How to install training wheels on a toddler bike?
1. 15mm Wrench
2. Adjustable wrench
What’s usually included?
1. Small bracket brace plates
4. Serrated Washers
6. Shoulder bolts
7. Vertical brackets
Assemble the pieces in this order: Wheel, flat washer, nut, vertical, bracket, flat washer serrated washer and nut.
Remove axle nit and washer from bicycle axle.
Place bracket brace plate over the bike axle by inserting the tab into the open space of the bike frame.
Place the assembled training wheel onto the bracket brace plate and adjust the bracket height.
Replace axle washer and nut and secure tightly.
When should you take them off?
Irrespective of your child’s age, coordination and balance play a crucial role in helping your child ride a bicycle. This is even more so when training wheels aren’t there to provide the added support.
So some physical factors should be taken into consideration before removing the training wheels from your child’s bike. So let’s take a closer look at how certain age groups fare with training wheels.
Three to four years
3 to 4-year-olds are just starting to develop their motor skills and learning balance as well as different movements with their legs and feet.
So they would be more suited to riding three-wheeled vehicles, and at this age, you would need to keep the training wheels on if they’re riding a bike.
Four to five years
By this age, the majority of 4 to 5 years old have developed adequate balance and how to operate a bicycle without training wheels.
However, there’s still a chance they won’t understand the dangers that come along with riding a bike without training wheels.
So since children in this age group are at a higher risk of injury, riding a bike without the training wheels should only be allowed under adult supervision and with the child properly kitted in safety gear.
Six to twelve years
It is recommended that by age six kids are riding a bike without training wheels. By this age most kids have the strength and coordination for regular bike riding.
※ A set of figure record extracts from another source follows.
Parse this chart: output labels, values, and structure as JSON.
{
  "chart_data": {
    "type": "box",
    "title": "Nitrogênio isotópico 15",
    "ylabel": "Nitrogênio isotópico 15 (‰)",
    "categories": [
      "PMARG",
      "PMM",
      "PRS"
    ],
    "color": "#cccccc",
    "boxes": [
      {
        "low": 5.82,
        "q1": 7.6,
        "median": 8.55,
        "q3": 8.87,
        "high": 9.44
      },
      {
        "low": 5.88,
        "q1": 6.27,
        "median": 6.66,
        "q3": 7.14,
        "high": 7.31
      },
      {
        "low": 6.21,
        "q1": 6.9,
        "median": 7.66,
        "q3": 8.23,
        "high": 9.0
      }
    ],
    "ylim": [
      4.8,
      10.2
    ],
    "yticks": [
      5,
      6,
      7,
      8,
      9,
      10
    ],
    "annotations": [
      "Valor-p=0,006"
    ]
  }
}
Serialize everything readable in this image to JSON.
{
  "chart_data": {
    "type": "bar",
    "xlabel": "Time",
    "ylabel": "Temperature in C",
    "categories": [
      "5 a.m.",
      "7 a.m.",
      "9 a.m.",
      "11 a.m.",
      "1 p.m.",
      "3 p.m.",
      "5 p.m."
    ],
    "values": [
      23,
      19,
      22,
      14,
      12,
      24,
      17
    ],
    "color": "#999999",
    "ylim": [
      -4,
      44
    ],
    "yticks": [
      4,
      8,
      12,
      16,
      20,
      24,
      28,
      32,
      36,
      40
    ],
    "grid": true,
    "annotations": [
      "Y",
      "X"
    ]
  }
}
They’ve learned how to avoid the dangers of riding a bike with help from their parents. Children at this age develop enough strength in their hands to make use of handlebar brakes accurately as well.
Each child is different and learns at their own pace. It is therefore imperative that you never push your child to ride their bike without training wheels unless they agree wholeheartedly on doing so.
How to teach a toddler to ride without training wheels?
You may choose to teach your toddler to ride a bike with or without training wheels. Ultimately, it all boils down to what you feel comfortable with as a parent and which of these options you feel is safest.
However, if you choose to go the route of no training wheels, then you should simply lower the seat to allow your child to push themselves along and learn how to balance on the bicycle.
You should always start by teaching your child in a quiet place that has a tarmac surface. Try to avoid grassy and uneven ground at all costs as this makes learning more difficult.
When teaching a child how to ride, hold on to the child’s torso or under the armpits but never hold on to the handlebars as this will make it even more difficult to get through the process.
By holding onto your child and not the handlebar, they will learn how the bike balances as they lean and you can accelerate that by gently moving the torso from side to side as they ride and you will be able to gradually provide less and less guidance until they are cycling by themselves.
Most kids want to learn how to ride a bike, and it is also an easy way to get them into the fresh air and get some exercise. However, there are even further benefits to teaching a child how to ride a bike.
For one, it strengthens the leg muscles as well as their bones, and the continued exercise will help build their stamina and improve cardiovascular development.
Ultimately it also enhances their coordination and balance, not to mention the sense of achievement and increased confidence that comes from riding a bike independently.